The author gives an interesting spin on the 1999 honour killing of a lady from the NWFP who was shot dead in the office of the human rights lawyers Hina Jilani and Asma Jahangir; the murder was prompted by her own mother because the girl wanted a divorce from her husband. The case became a cause célèbre and in the Pakistan Senate (Upper House of Parliament) the likes of Ilyas Bilour opposed a resolution of condemnation because it went against the Pashtun tradition of honour. Nothing happened to the killers and the two lawyers in whose office she was killed were condemned by agitators who came out in defence of honour killing.
About the concept of honour, the author says, it is used to rationalize killings under the notion that a person’s honour depends on the behaviour of others and that behaviour, therefore, becomes a key component of one’s own self-esteem. It is important to note that this view is different from saying it should be the individual’s own behaviour which should be linked with his or her honour.”
Honour in terms of power should be understood as “the ideology of the power-holding group which struggles to define, enlarge, and protect its patrimony in a competitive area”. Apart from shoring up the identity of a group, honour defines the group’s social boundaries and defends against the claims of competing groups.
“Honour concepts are only another way of understanding the operation of patriarchy which is anchored in the assumption of male authority over women and male definition and expectation of ‘appropriate’ female behaviour”. (p.21) “Central to this theory of patriarchy is male sexual violence, a mechanism by which men maintain control over women. Patriarchal oppression, like other forms of oppression, may manifest itself in legal and economic discrimination, but like all oppressive structures, it is rooted in violence”.
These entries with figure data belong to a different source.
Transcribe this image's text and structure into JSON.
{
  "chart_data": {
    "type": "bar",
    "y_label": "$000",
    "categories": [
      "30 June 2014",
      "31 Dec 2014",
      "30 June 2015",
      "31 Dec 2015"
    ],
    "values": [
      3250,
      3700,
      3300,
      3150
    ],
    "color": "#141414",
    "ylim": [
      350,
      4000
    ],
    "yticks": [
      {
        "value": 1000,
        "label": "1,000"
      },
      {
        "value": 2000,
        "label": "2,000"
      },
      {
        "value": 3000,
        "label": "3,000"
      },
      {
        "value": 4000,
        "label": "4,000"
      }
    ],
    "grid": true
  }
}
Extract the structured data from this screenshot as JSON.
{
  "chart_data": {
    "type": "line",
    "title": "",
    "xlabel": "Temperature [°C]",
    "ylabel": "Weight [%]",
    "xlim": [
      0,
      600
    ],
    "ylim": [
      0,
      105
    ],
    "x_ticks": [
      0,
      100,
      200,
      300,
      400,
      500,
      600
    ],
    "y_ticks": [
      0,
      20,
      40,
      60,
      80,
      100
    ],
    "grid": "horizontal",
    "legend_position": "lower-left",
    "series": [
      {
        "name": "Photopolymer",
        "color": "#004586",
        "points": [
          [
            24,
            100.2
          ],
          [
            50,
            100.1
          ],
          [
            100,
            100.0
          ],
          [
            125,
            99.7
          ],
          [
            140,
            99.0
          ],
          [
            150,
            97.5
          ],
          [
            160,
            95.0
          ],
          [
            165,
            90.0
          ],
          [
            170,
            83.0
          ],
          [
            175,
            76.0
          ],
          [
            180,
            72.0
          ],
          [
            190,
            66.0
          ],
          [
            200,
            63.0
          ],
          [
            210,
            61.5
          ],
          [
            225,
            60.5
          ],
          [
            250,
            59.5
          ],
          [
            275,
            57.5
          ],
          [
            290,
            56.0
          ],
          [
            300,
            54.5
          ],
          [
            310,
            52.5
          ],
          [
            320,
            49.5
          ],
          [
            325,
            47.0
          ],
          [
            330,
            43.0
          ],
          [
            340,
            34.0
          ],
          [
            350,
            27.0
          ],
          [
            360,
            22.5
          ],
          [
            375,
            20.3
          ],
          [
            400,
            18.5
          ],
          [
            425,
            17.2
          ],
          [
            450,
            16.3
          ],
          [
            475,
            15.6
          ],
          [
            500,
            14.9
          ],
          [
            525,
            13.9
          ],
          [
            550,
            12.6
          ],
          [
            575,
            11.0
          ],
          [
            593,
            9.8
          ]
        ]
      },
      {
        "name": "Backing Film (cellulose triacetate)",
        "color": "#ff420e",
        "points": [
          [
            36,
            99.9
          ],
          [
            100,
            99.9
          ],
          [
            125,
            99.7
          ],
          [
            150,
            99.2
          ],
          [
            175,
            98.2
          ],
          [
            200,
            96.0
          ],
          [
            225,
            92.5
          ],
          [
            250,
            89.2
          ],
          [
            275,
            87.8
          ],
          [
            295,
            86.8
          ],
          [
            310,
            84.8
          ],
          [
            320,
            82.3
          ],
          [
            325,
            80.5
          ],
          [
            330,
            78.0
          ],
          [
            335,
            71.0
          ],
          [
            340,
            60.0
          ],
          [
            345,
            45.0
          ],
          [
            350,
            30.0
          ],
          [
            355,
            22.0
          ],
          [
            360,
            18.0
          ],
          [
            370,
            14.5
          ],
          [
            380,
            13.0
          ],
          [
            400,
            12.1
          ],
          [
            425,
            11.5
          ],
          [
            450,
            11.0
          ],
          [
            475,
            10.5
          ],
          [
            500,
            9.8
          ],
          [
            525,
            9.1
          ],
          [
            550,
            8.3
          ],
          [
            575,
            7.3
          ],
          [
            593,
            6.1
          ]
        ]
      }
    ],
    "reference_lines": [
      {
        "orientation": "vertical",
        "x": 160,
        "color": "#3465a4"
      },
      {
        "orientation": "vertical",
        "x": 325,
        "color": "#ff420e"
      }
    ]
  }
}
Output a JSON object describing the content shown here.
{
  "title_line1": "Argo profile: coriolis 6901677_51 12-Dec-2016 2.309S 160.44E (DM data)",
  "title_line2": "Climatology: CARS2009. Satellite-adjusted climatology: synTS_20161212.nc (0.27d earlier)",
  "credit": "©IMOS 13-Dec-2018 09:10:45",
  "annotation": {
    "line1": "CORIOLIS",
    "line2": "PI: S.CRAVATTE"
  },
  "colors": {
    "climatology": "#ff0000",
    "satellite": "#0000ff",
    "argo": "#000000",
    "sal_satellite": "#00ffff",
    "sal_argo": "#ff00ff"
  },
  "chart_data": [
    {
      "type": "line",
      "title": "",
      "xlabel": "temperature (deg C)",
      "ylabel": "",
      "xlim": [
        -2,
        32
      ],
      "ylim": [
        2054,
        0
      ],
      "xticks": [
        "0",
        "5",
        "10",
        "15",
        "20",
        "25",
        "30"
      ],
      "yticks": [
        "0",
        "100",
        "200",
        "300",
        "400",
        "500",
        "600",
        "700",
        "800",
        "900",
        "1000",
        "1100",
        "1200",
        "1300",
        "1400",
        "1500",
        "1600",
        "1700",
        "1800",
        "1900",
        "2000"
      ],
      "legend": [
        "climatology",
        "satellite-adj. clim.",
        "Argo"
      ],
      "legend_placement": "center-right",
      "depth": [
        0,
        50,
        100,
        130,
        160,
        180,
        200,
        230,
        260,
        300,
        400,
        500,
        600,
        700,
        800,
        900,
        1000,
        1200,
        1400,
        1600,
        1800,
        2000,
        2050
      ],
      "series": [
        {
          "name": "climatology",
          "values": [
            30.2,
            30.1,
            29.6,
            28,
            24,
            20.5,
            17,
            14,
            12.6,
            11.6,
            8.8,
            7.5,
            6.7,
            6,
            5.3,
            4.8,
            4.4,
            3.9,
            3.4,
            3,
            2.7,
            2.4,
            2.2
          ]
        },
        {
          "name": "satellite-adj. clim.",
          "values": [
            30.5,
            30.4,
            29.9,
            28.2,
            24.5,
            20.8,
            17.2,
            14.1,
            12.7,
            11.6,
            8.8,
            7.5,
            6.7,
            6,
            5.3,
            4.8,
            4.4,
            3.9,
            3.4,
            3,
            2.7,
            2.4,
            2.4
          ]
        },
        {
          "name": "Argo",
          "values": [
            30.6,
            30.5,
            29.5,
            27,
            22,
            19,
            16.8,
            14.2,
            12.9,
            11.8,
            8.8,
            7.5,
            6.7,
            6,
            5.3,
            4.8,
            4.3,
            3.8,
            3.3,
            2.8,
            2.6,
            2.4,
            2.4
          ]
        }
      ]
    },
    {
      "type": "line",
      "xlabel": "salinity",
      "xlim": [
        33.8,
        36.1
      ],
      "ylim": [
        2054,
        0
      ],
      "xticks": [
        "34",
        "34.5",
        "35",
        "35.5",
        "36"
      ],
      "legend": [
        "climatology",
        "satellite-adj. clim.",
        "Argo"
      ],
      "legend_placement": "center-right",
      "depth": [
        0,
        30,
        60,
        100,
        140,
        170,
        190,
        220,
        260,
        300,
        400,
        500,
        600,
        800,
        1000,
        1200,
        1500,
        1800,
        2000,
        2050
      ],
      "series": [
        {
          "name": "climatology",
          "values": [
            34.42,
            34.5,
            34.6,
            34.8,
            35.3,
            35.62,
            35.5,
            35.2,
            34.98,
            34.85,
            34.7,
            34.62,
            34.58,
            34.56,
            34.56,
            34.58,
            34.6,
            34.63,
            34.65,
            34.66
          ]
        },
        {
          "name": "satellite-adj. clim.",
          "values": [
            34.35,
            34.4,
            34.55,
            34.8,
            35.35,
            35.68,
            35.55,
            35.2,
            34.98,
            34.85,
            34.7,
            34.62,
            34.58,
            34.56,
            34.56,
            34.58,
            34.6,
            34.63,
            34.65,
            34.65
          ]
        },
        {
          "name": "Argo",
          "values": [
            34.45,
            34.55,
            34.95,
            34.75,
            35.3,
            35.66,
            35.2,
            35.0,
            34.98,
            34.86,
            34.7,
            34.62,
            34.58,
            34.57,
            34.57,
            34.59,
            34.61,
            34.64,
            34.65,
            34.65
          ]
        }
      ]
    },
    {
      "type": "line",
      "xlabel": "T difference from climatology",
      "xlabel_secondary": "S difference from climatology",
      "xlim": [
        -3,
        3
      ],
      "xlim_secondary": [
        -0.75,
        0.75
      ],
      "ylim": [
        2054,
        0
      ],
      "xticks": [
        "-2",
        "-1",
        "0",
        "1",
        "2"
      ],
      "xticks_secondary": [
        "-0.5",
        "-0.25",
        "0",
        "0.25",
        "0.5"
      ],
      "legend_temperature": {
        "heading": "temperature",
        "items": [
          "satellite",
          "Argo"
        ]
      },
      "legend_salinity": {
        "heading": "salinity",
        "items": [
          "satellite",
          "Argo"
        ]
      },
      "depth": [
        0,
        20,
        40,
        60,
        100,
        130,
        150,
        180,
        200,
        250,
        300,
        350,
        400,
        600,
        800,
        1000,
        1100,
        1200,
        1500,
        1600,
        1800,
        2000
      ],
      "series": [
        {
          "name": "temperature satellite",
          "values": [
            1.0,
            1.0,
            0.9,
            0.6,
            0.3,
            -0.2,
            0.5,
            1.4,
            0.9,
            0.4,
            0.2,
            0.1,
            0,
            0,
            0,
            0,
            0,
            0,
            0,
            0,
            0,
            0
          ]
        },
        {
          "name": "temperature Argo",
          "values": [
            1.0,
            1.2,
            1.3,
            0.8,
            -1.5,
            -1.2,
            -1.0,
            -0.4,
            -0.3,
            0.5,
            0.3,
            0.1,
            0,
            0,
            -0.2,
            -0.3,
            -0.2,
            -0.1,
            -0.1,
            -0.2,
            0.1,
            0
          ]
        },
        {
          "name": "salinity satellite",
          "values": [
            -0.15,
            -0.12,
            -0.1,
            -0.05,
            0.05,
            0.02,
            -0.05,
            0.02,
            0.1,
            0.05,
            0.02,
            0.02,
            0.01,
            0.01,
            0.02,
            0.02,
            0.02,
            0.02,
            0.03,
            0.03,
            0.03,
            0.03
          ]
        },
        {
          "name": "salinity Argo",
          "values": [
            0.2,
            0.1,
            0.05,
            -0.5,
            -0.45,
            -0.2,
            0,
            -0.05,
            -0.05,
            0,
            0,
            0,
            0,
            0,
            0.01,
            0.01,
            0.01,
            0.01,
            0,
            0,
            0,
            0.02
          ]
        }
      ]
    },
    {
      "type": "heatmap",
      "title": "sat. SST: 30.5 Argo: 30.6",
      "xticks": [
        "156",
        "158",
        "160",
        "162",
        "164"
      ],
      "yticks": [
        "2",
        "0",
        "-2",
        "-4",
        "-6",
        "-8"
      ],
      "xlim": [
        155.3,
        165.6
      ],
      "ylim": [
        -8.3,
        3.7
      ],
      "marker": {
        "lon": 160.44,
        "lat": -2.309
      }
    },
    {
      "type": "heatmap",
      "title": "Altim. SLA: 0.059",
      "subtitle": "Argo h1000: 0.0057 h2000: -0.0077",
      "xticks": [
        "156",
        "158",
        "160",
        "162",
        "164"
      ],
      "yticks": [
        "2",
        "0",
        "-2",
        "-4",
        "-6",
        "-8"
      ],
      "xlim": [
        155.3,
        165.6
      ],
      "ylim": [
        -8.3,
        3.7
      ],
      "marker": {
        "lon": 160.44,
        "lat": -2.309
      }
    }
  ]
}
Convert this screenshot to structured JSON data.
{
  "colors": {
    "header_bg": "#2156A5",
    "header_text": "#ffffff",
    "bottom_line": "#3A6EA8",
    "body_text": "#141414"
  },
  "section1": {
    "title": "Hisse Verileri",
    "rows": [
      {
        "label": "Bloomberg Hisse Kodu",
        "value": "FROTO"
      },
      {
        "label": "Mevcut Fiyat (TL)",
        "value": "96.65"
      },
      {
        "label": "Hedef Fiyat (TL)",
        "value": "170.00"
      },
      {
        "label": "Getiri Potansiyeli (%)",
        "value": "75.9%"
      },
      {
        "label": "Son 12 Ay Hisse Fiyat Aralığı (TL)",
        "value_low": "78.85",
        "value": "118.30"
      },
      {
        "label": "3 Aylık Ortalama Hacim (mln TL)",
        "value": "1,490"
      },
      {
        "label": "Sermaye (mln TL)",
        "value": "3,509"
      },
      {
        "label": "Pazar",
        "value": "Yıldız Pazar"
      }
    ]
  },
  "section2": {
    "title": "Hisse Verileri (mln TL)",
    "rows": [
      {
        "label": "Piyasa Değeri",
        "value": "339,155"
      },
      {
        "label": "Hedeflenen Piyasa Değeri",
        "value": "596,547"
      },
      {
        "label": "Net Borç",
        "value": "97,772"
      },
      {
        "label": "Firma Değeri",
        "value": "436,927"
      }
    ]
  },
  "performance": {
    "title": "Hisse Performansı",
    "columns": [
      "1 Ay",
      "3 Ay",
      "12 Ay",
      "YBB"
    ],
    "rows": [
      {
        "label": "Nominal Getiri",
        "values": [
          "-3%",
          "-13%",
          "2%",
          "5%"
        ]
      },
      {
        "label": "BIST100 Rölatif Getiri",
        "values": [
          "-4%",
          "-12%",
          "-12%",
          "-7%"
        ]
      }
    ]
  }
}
Once the family honour is tarnished, it becomes imperative on the male members to re-store the honour; blood must be shed (p.22). Anthropology literature is replete with connections of honour with family. Of the community norms, sexual purity of women is the most important reflection of a family’s reputation (p.22). ‘One’s honour is involved only in particularized relations in which each actor is a well-defined social persona. When the actors are anonymous, honour is not involved’. (p.23).
What is the difference between ‘honour’ and ‘virtue’?
Well, ‘virtue is civilized behaviour, an achievement of culture; honour is mired in the primal, in nature’ says the author (p.26).